“Why would I do a shoot?”
“I need to lose a lot of weight before I do something like that!”
“I just don’t really know what I would do with the photos.”
“I am single.”
Are these statements you make when thinking about doing a boudoir shoot? Well, I was in the SAME exact thought process this time last year.
I am a 28 year old single woman who is alone most of her days. I was raised in a tiny ass Lutheran school with 3 other classmates throughout middle school, then thrown into high school not knowing a soul.
I was overweight, awkward, quiet and the definition of what it means to be insecure.
Colleges? Yes multiple, came and went and so did jobs. I started dating thinking I found love, but painfully lost myself through it all.

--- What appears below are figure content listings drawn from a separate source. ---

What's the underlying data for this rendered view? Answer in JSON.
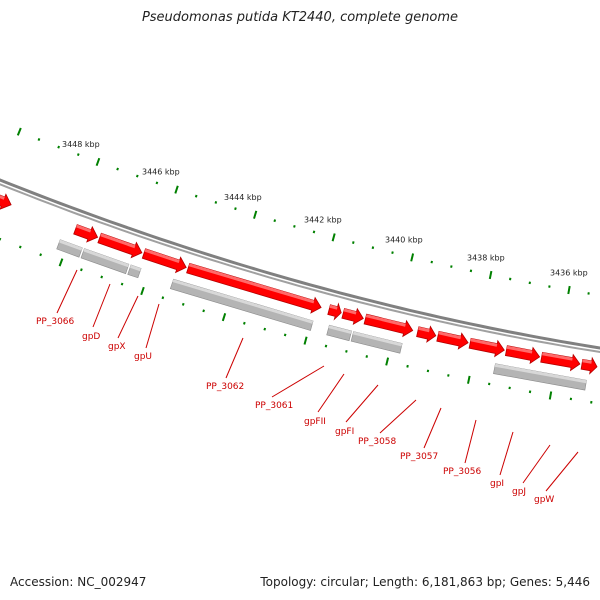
{
  "header": {
    "title": "Pseudomonas putida KT2440, complete genome"
  },
  "footer": {
    "accession": "Accession: NC_002947",
    "summary": "Topology: circular; Length: 6,181,863 bp; Genes: 5,446"
  },
  "colors": {
    "gene_forward": "#ff0000",
    "gene_top": "#ff6a6a",
    "gene_dark": "#b40000",
    "gene_reverse": "#b4b4b4",
    "backbone": "#808080",
    "tick": "#008000",
    "label": "#cc0000",
    "text": "#222222"
  },
  "scale_labels": [
    "3448 kbp",
    "3446 kbp",
    "3444 kbp",
    "3442 kbp",
    "3440 kbp",
    "3438 kbp",
    "3436 kbp"
  ],
  "gene_labels": [
    "PP_3066",
    "gpD",
    "gpX",
    "gpU",
    "PP_3062",
    "PP_3061",
    "gpFII",
    "gpFI",
    "PP_3058",
    "PP_3057",
    "PP_3056",
    "gpI",
    "gpJ",
    "gpW"
  ]
}
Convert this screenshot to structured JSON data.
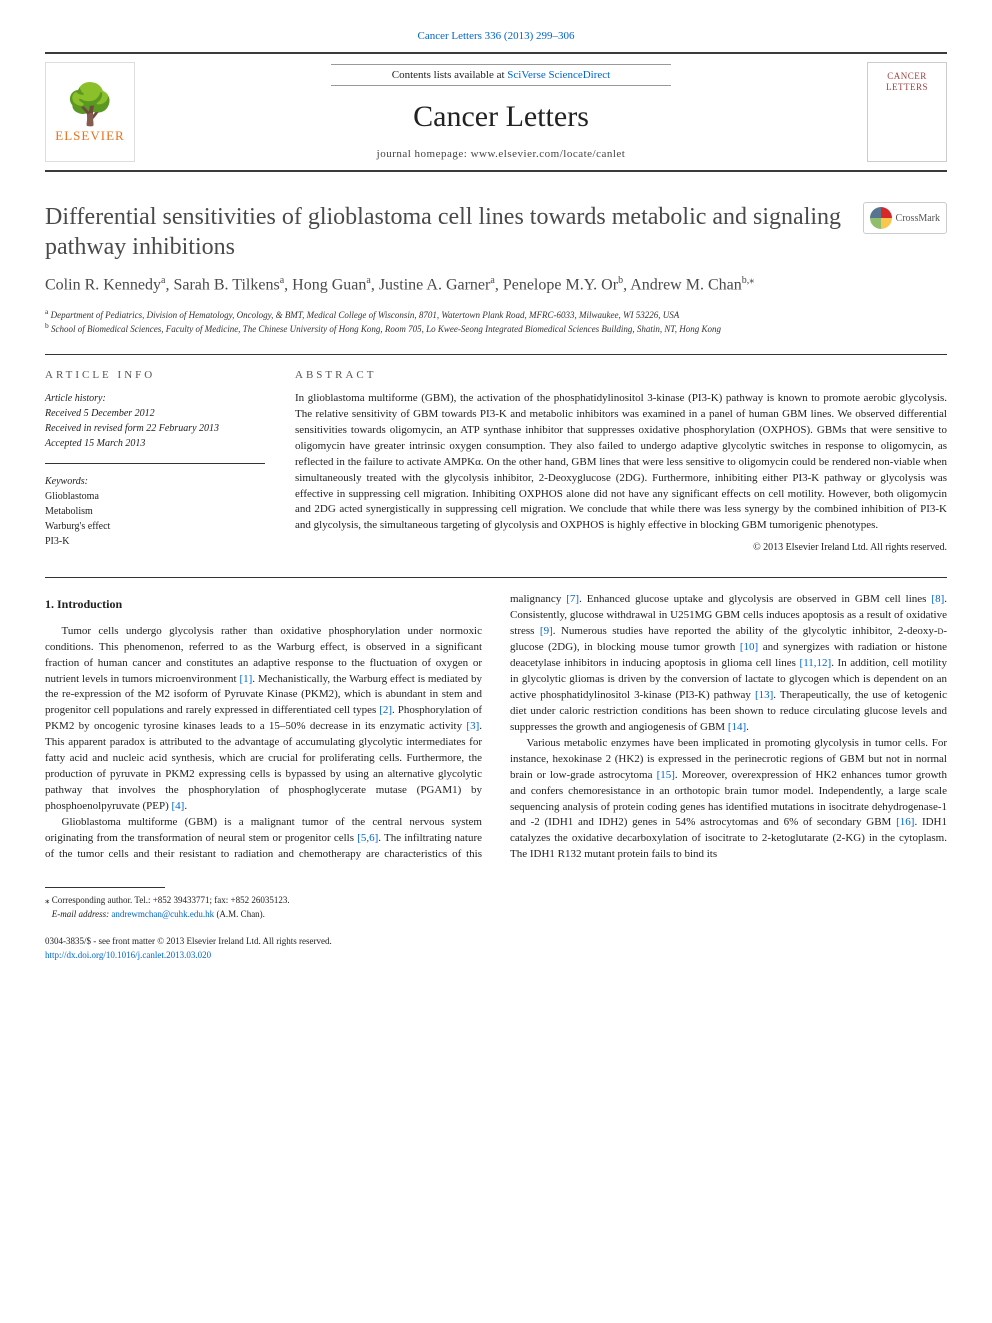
{
  "citation": {
    "text": "Cancer Letters 336 (2013) 299–306",
    "link_color": "#0066cc"
  },
  "header": {
    "contents_prefix": "Contents lists available at ",
    "contents_link": "SciVerse ScienceDirect",
    "journal": "Cancer Letters",
    "homepage_label": "journal homepage: ",
    "homepage_url": "www.elsevier.com/locate/canlet",
    "publisher_name": "ELSEVIER",
    "cover_text_1": "CANCER",
    "cover_text_2": "LETTERS"
  },
  "crossmark": {
    "label": "CrossMark"
  },
  "title": "Differential sensitivities of glioblastoma cell lines towards metabolic and signaling pathway inhibitions",
  "authors_html_parts": {
    "a1": "Colin R. Kennedy",
    "a1_aff": "a",
    "a2": "Sarah B. Tilkens",
    "a2_aff": "a",
    "a3": "Hong Guan",
    "a3_aff": "a",
    "a4": "Justine A. Garner",
    "a4_aff": "a",
    "a5": "Penelope M.Y. Or",
    "a5_aff": "b",
    "a6": "Andrew M. Chan",
    "a6_aff": "b,",
    "a6_corr": "⁎"
  },
  "affiliations": {
    "a": "Department of Pediatrics, Division of Hematology, Oncology, & BMT, Medical College of Wisconsin, 8701, Watertown Plank Road, MFRC-6033, Milwaukee, WI 53226, USA",
    "b": "School of Biomedical Sciences, Faculty of Medicine, The Chinese University of Hong Kong, Room 705, Lo Kwee-Seong Integrated Biomedical Sciences Building, Shatin, NT, Hong Kong"
  },
  "article_info": {
    "label": "ARTICLE INFO",
    "history_label": "Article history:",
    "received": "Received 5 December 2012",
    "revised": "Received in revised form 22 February 2013",
    "accepted": "Accepted 15 March 2013",
    "keywords_label": "Keywords:",
    "keywords": [
      "Glioblastoma",
      "Metabolism",
      "Warburg's effect",
      "PI3-K"
    ]
  },
  "abstract": {
    "label": "ABSTRACT",
    "text": "In glioblastoma multiforme (GBM), the activation of the phosphatidylinositol 3-kinase (PI3-K) pathway is known to promote aerobic glycolysis. The relative sensitivity of GBM towards PI3-K and metabolic inhibitors was examined in a panel of human GBM lines. We observed differential sensitivities towards oligomycin, an ATP synthase inhibitor that suppresses oxidative phosphorylation (OXPHOS). GBMs that were sensitive to oligomycin have greater intrinsic oxygen consumption. They also failed to undergo adaptive glycolytic switches in response to oligomycin, as reflected in the failure to activate AMPKα. On the other hand, GBM lines that were less sensitive to oligomycin could be rendered non-viable when simultaneously treated with the glycolysis inhibitor, 2-Deoxyglucose (2DG). Furthermore, inhibiting either PI3-K pathway or glycolysis was effective in suppressing cell migration. Inhibiting OXPHOS alone did not have any significant effects on cell motility. However, both oligomycin and 2DG acted synergistically in suppressing cell migration. We conclude that while there was less synergy by the combined inhibition of PI3-K and glycolysis, the simultaneous targeting of glycolysis and OXPHOS is highly effective in blocking GBM tumorigenic phenotypes.",
    "copyright": "© 2013 Elsevier Ireland Ltd. All rights reserved."
  },
  "body": {
    "section1_heading": "1. Introduction",
    "p1_a": "Tumor cells undergo glycolysis rather than oxidative phosphorylation under normoxic conditions. This phenomenon, referred to as the Warburg effect, is observed in a significant fraction of human cancer and constitutes an adaptive response to the fluctuation of oxygen or nutrient levels in tumors microenvironment ",
    "p1_b": ". Mechanistically, the Warburg effect is mediated by the re-expression of the M2 isoform of Pyruvate Kinase (PKM2), which is abundant in stem and progenitor cell populations and rarely expressed in differentiated cell types ",
    "p1_c": ". Phosphorylation of PKM2 by oncogenic tyrosine kinases leads to a 15–50% decrease in its enzymatic activity ",
    "p1_d": ". This apparent paradox is attributed to the advantage of accumulating glycolytic intermediates for fatty acid and nucleic acid synthesis, which are crucial for proliferating cells. Furthermore, the production of pyruvate in PKM2 expressing cells is bypassed by using an alternative glycolytic pathway that involves the phosphorylation of phosphoglycerate mutase (PGAM1) by phosphoenolpyruvate (PEP) ",
    "p1_e": ".",
    "p2_a": "Glioblastoma multiforme (GBM) is a malignant tumor of the central nervous system originating from the transformation of neural stem or progenitor cells ",
    "p2_b": ". The infiltrating nature of ",
    "p2_c": "the tumor cells and their resistant to radiation and chemotherapy are characteristics of this malignancy ",
    "p2_d": ". Enhanced glucose uptake and glycolysis are observed in GBM cell lines ",
    "p2_e": ". Consistently, glucose withdrawal in U251MG GBM cells induces apoptosis as a result of oxidative stress ",
    "p2_f": ". Numerous studies have reported the ability of the glycolytic inhibitor, 2-deoxy-",
    "p2_g": "-glucose (2DG), in blocking mouse tumor growth ",
    "p2_h": " and synergizes with radiation or histone deacetylase inhibitors in inducing apoptosis in glioma cell lines ",
    "p2_i": ". In addition, cell motility in glycolytic gliomas is driven by the conversion of lactate to glycogen which is dependent on an active phosphatidylinositol 3-kinase (PI3-K) pathway ",
    "p2_j": ". Therapeutically, the use of ketogenic diet under caloric restriction conditions has been shown to reduce circulating glucose levels and suppresses the growth and angiogenesis of GBM ",
    "p2_k": ".",
    "p3_a": "Various metabolic enzymes have been implicated in promoting glycolysis in tumor cells. For instance, hexokinase 2 (HK2) is expressed in the perinecrotic regions of GBM but not in normal brain or low-grade astrocytoma ",
    "p3_b": ". Moreover, overexpression of HK2 enhances tumor growth and confers chemoresistance in an orthotopic brain tumor model. Independently, a large scale sequencing analysis of protein coding genes has identified mutations in isocitrate dehydrogenase-1 and -2 (IDH1 and IDH2) genes in 54% astrocytomas and 6% of secondary GBM ",
    "p3_c": ". IDH1 catalyzes the oxidative decarboxylation of isocitrate to 2-ketoglutarate (2-KG) in the cytoplasm. The IDH1 R132 mutant protein fails to bind its",
    "refs": {
      "r1": "[1]",
      "r2": "[2]",
      "r3": "[3]",
      "r4": "[4]",
      "r56": "[5,6]",
      "r7": "[7]",
      "r8": "[8]",
      "r9": "[9]",
      "r10": "[10]",
      "r1112": "[11,12]",
      "r13": "[13]",
      "r14": "[14]",
      "r15": "[15]",
      "r16": "[16]"
    },
    "d_letter": "d"
  },
  "corresponding": {
    "marker": "⁎",
    "text": " Corresponding author. Tel.: +852 39433771; fax: +852 26035123.",
    "email_label": "E-mail address: ",
    "email": "andrewmchan@cuhk.edu.hk",
    "email_suffix": " (A.M. Chan)."
  },
  "bottom": {
    "line1": "0304-3835/$ - see front matter © 2013 Elsevier Ireland Ltd. All rights reserved.",
    "doi": "http://dx.doi.org/10.1016/j.canlet.2013.03.020"
  },
  "colors": {
    "link": "#0066cc",
    "elsevier_orange": "#e9711c",
    "rule": "#333333",
    "title_gray": "#4a4a4a"
  }
}
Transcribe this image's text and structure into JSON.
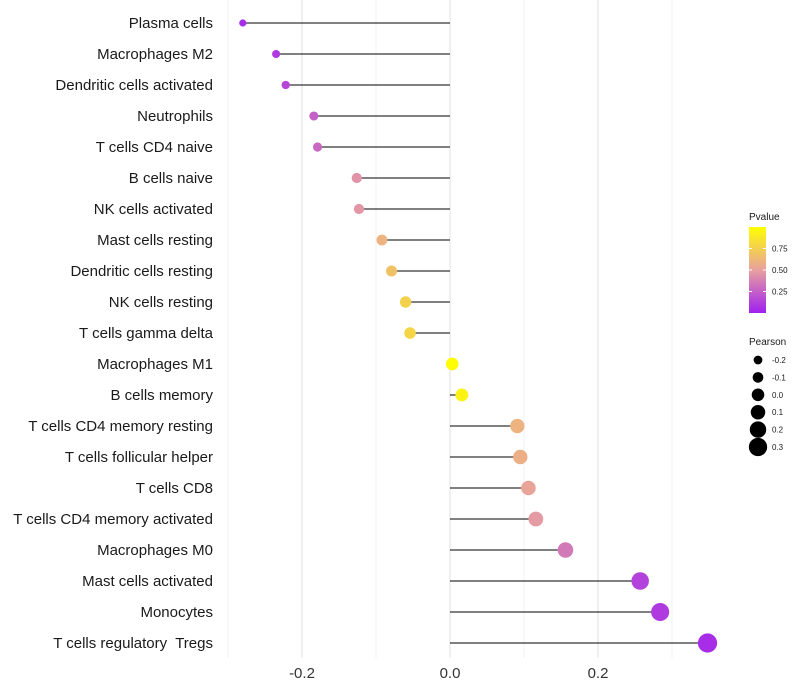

My point of this quick life synopsis is everyone has their story (that being my tiny condensed elevator pitch version). However, I never in a million years thought that I would add to my list of “things I do in my spare time” , modeling nude/next-to-nude with a chick I went to high school with/4 other really beautiful strangers. Look at me now!
My naked ass is all over the damn internet and I am PROUD of it! You know why? Because my 235 pound body feels like a badass beauty for ONCE in my life.
When I had my first shoot with Molly, my outlook and self perception changed. I was going through a heart shattering breakup after being cheated on. I found myself gaining weight faster than I could grasp it. I was depressed because I felt like I wasn’t “where I should be” in life. I lost myself. I NEEDED THIS SHOOT and I didn’t even know it.
Guys, I am not trying to sell you a magic happy pill or the next greatest trend.
I am trying to show you how to love who YOU are for who you are RIGHT NOW.
You don’t have to wait and love yourself 25 lbs lighter. You sure as hell don’t have to wait for someone else to love you to love yourself. LOVE YOU NOW! Document every aspect of you and don’t make excuses.
Just had a baby? Awesome, love that your body was strong enough to carry that little nugget around for 9 months and successfully gave life! Why would you shame your body for that?
Not at your goal weight? Guess what? Look at what your damn body does for you EVERY SINGLE DAY! Thank it!!! DAILY!
Broke? Hey girl, me fucking too! But I booked my session a half year out so I could SAVE CASH for this bad boy. There is no excuse not to reward yourself for kicking ass and taking names!